Sovos partners with Shopify to automate sales tax compliance for merchants. Sovos, a tax and regulatory compliance provider, has partnered with Shopify for the preparation, filing, and remittance of sales tax returns for merchants. Sovos’s Sales and Use Tax Filing service now integrates with Shopify Tax, offering merchants a streamlined experience for managing sales tax compliance. With automated filing, merchants reduce the time preparing and filing monthly returns. This feature is available to Shopify‘s eligible U.S. merchants.

Home page of Savos

Sovos

Intelligent Audit launches a parcel audit platform for SMBs. Intelligent Audit, a freight bill and payment optimization platform, has launched Catalyst, a program to help businesses optimize their parcel shipping operations and recover hidden overcharges. Businesses can audit parcel invoices, reclaim shipping overcharges, and get cost-effective shipping strategies. This program is designed for retailers and manufacturers who ship high volumes of small parcels, including growing ecommerce and D2C brands, regional specialty retailers, and subscription box companies.

Amazon launches an infrastructure region in Taiwan. Amazon has announced the launch of the AWS Asia Pacific Region to provide developers, startups, entrepreneurs, enterprises, and more a greater choice for running their applications and serving end users from AWS data centers located in Taiwan. Additionally, Amazon plans to invest more than $5 billion to support the construction, connection, operation, and maintenance of its data centers in Taiwan.

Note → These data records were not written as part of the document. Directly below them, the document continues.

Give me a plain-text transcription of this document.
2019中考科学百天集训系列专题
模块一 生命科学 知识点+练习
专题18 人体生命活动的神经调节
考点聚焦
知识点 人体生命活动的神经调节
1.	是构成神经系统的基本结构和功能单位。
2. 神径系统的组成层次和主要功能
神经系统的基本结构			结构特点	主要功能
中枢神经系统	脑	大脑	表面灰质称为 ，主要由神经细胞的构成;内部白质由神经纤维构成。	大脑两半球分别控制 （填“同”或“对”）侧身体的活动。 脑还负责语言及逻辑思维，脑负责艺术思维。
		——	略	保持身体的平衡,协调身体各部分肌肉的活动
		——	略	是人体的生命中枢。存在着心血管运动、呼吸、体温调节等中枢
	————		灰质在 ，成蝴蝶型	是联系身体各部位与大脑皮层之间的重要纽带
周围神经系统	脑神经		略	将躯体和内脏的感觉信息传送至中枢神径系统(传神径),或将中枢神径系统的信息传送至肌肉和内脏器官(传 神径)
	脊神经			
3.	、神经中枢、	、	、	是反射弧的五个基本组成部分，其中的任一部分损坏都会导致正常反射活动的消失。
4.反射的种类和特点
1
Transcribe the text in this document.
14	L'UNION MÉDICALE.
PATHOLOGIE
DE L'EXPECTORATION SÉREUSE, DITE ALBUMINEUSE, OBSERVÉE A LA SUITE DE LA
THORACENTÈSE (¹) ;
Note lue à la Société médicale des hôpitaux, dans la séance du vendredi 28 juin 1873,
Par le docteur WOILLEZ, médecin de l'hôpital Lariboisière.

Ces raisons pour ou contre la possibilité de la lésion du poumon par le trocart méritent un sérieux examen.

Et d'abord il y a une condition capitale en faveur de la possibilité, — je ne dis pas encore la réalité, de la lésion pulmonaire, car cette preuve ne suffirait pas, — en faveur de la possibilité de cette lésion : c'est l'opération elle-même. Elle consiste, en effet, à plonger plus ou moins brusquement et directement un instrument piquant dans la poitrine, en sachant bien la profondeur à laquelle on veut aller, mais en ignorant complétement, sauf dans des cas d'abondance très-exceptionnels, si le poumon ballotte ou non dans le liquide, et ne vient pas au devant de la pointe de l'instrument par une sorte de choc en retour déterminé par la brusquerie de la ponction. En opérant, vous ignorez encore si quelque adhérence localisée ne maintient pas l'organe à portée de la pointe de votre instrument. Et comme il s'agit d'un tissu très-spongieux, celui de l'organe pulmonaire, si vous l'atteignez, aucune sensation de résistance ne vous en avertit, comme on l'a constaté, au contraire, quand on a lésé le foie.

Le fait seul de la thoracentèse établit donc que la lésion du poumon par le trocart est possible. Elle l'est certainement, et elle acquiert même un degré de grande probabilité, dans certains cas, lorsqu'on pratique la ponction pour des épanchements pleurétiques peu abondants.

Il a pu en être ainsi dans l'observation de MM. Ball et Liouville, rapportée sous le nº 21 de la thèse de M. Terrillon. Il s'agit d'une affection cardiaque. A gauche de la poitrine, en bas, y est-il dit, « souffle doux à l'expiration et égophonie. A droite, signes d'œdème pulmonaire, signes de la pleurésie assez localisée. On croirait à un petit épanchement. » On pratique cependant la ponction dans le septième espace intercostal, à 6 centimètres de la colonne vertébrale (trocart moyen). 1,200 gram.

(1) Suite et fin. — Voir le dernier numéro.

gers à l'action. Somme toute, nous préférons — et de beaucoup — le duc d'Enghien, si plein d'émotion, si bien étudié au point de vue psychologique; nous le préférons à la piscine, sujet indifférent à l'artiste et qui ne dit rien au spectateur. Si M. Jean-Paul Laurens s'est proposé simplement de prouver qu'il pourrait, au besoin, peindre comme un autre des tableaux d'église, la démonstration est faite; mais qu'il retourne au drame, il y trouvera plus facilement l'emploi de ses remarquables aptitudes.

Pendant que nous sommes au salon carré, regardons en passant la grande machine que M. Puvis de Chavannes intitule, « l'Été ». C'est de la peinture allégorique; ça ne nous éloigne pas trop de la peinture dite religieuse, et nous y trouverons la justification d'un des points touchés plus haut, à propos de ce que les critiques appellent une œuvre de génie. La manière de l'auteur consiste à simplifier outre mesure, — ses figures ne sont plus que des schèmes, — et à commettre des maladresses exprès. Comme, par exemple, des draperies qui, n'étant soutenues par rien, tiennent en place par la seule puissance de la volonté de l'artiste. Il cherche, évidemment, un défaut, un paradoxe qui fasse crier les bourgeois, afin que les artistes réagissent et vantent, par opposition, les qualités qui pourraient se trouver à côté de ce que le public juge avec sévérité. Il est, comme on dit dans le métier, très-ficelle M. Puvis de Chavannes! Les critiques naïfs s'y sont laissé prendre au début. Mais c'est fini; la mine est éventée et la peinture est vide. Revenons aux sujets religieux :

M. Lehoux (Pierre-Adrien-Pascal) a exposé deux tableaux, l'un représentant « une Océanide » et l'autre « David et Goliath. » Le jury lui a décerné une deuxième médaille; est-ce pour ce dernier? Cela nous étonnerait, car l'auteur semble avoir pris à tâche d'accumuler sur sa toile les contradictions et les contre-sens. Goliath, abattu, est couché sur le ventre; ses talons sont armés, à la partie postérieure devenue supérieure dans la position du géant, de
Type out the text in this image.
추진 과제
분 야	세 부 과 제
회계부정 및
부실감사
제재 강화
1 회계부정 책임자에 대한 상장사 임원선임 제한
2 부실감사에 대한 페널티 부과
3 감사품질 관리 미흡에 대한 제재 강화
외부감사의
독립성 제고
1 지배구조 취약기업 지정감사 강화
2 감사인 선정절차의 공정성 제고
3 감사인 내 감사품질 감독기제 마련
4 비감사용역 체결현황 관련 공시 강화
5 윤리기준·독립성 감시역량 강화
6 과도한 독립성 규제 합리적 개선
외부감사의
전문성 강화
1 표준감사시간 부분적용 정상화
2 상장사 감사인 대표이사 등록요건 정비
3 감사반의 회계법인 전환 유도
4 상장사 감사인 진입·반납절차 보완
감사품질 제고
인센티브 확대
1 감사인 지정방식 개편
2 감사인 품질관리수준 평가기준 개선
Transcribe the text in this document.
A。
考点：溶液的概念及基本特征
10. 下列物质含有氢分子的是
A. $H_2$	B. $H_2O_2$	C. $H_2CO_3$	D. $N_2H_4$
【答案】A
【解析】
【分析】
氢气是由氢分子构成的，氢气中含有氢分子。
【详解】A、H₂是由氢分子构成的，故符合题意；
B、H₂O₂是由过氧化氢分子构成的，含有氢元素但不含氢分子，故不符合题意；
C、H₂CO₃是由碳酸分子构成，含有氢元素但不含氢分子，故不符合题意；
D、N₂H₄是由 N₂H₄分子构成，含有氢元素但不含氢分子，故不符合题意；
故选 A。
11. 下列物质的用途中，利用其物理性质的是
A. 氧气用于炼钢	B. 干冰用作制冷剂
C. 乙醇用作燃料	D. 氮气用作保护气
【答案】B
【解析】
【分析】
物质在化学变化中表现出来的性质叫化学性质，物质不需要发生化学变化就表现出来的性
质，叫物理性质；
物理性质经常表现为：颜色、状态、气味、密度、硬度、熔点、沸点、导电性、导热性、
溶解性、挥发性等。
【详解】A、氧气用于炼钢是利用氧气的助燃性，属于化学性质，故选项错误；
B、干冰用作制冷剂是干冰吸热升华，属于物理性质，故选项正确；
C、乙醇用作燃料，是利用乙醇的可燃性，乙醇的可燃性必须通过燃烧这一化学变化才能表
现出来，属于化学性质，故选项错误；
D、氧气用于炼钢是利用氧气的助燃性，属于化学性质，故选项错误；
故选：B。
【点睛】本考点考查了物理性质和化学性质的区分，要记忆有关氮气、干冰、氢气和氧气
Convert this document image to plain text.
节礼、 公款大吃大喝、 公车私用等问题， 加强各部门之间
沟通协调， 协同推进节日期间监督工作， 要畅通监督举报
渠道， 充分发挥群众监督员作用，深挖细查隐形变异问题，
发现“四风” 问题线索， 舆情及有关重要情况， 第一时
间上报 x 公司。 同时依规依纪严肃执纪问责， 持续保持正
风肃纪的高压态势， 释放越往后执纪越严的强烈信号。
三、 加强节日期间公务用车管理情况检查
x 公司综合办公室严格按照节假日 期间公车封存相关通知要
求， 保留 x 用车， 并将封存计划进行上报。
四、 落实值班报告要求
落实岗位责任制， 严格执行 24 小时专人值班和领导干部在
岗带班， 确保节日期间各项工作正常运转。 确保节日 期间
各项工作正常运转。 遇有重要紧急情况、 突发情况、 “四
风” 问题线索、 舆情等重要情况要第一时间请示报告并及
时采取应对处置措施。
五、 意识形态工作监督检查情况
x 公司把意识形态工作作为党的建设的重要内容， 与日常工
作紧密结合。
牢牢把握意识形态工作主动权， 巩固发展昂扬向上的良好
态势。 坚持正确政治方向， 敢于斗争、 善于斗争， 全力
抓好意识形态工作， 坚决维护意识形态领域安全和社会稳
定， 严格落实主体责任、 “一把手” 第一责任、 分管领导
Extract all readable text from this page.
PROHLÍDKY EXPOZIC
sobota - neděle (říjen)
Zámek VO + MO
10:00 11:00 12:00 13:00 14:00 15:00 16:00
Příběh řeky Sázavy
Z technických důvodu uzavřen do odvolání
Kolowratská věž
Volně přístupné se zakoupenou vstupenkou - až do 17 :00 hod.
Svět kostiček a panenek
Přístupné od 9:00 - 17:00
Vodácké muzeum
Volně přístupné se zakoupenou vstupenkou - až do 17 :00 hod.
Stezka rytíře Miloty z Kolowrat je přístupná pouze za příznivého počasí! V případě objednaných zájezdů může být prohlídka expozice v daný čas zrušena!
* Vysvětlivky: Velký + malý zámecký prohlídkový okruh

Block adds conversational AI assistant to Square’s business technology platform. Square, the point-of-sale app from Block, now has a conversational AI assistant, Square AI, integrated directly into the Square dashboard. Sellers can ask questions about their business using natural language and receive instant, direct answers. Square AI interprets the question, digs through relevant data, and surfaces the answer. Square AI is now available in public beta for all sellers in the U.S.

Glance and Samsung Galaxy produce AI shopping experiences. Glance, a Google-backed smart lock screen provider for Android devices, has launched Glance AI, a platform delivering genAI-led commerce and content discovery. Glance AI users can instantly visualize themselves in outfits and destinations, and purchase their favorites with a tap. As part of the partnership, Samsung Galaxy users will gain access to Glance’s AI shopping and styling experiences for trending content, local events, and social media.